How your donations shape our year of research

Making 2025 an impactful year.

A researcher inspects specimens in vials, wearing blue gloves, goggles, a white lab coat, and a blue hair net. Credit: Fernando Zhiminaicela

Whether you took part in double donations, or generously gave as part of our 2024 Christmas Appeal, thank you for your ongoing support.  

Thanks to your generosity, a whopping £71,219 was raised during the first week of our appeal. Everyone who was able to donate via the Big Give had their donations doubled, thanks to incredible generosity from our supporters Harry Hampson, and The Reed Foundation.  

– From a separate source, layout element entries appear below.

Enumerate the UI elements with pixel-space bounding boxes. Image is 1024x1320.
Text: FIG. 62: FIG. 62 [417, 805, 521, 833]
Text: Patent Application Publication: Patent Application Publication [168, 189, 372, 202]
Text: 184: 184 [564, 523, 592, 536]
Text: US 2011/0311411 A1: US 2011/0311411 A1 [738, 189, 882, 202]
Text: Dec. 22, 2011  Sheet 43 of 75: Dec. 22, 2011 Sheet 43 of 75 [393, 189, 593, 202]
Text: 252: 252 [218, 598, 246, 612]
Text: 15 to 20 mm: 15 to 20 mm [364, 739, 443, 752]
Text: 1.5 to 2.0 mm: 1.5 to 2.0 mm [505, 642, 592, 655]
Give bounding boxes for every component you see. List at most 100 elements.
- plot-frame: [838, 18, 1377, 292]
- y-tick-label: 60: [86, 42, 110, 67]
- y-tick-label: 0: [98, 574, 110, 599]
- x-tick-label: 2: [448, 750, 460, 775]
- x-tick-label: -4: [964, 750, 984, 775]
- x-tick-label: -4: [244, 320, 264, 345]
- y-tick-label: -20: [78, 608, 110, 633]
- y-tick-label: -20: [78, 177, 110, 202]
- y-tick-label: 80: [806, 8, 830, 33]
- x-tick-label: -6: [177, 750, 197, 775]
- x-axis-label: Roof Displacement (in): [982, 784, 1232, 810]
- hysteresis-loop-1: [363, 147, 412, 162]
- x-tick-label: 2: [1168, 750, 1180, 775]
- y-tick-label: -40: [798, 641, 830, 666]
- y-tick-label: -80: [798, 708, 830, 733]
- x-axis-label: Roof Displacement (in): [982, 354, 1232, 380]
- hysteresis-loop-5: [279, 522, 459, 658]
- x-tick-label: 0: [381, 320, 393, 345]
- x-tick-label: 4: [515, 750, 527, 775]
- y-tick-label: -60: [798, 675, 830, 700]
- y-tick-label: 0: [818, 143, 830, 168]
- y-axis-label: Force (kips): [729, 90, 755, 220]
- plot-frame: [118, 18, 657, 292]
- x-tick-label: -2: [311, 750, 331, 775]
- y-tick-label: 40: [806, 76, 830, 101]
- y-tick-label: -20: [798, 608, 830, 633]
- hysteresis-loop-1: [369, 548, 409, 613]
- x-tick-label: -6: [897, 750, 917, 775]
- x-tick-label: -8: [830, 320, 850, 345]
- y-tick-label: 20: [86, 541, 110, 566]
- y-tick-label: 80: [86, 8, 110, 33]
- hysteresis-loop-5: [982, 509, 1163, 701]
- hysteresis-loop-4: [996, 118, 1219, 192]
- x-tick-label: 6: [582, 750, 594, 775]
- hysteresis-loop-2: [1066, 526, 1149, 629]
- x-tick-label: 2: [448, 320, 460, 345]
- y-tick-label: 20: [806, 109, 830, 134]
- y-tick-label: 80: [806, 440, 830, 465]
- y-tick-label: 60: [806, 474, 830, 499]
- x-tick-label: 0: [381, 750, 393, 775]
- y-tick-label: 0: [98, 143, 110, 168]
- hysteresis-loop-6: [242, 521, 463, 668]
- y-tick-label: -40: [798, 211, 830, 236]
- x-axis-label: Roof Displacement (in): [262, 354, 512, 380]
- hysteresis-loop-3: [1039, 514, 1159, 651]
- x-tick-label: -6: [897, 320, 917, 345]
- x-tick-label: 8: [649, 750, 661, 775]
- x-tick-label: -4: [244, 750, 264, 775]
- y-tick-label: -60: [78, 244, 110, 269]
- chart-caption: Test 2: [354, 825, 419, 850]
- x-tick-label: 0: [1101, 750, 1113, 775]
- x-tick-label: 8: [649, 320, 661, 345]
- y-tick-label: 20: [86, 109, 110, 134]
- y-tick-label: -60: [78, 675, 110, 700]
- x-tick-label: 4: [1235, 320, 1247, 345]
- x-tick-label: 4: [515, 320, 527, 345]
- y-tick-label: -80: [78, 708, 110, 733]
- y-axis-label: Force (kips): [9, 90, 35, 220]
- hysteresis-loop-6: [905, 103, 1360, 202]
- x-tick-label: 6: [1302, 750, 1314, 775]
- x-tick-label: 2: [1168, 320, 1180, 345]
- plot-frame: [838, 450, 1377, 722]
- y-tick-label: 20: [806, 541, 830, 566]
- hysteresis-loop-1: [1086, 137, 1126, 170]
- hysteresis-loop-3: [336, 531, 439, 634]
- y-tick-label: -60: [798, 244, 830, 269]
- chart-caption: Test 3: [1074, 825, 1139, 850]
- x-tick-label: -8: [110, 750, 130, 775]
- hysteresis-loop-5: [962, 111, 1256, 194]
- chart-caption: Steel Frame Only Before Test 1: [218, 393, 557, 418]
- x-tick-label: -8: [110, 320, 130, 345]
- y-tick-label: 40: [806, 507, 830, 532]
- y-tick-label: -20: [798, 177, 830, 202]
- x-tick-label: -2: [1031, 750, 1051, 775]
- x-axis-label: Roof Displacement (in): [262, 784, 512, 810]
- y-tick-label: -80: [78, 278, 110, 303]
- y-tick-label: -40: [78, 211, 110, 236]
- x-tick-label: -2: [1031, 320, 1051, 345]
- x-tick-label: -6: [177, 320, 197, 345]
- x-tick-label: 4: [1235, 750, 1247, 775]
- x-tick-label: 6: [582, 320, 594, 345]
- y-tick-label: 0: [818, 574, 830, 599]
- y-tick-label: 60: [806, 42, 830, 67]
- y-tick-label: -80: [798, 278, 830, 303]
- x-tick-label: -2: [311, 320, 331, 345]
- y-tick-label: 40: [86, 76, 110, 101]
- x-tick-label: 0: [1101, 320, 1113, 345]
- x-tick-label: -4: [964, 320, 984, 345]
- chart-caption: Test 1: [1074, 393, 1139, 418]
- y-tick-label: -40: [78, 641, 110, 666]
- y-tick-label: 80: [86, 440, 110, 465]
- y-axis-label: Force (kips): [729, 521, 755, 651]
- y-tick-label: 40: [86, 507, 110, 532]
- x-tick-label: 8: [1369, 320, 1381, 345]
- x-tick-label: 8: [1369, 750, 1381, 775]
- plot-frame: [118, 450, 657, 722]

We even had some more donations over Christmas and into the New Year! 

The support we receive shapes the work we do. Alongside championing research, celebrating our Ambassadors, raising awareness, and hosting collaborative events, we have key focus areas for 2025. 

  • Children and burns
  • Burns come with complications, but paediatric burns come with a unique set of challenges. From improving awareness of burn prevention, to psychological help, to seeking advances in burn care, we’ll be improving outcomes for kids and their carers.
Sinead and her daughter Elizabeth, who survived severe burns at six months old.
  • Conflict related sexual violence
  • HRH The Duchess of Edinburgh, the Scar Free Foundation’s Royal Patron, initiated a collaboration between Swansea University and Panzi Hospital in the DRC. Using 3D surgical training models, Swansea experts hope to improve survivor outcomes, and to train local surgeons to teach others in techniques to ease severe injury. 
HRH The Duchess of Edinburgh with Nobel Peace Prize winner Dr Denis Mukwege, and Chief Investigator at The Scar Free Foundation Programme of Reconstructive Research, Professor Iain Whitaker, inside Swansea University's Simulation and Immersive Learning Centre.
  • Conflict wounds 
  • 2025 will see the launch of the first ever Scar Free Foundation Defence Medical Services PhD, which will investigate the man-made substance Bioglass and whether its newer formulas can provide rapid, sterile, life-saving treatment in military settings.
  • We’ll also be looking to 2027, and our role as a Legacy Partner for the Invictus Games, and launching a major fundraising campaign to deliver a new programme of research into conflict wounds.  
Karl Hinet, who served during the Iraq War and sustained 37% burns during active duty in Basra aged 18.
  • Discovery science  
  • We’re dedicated to deepening our understanding of scarring by investing in innovative research and cutting-edge technologies, with the ultimate goal of achieving scar-free healing and transforming patient outcomes. 
A researcher inspects specimens in vials, wearing blue gloves, goggles, a white lab coat, and a blue hair net. Credit: Fernando Zhiminaicela

Without your support, we could not continue to fund pioneering research, run student electives with our Partner Member Organisations, support work with a global impact, and bring the leading experts in scarring together from around the world.  

Thank you, from all of us at the Scar Free Foundation!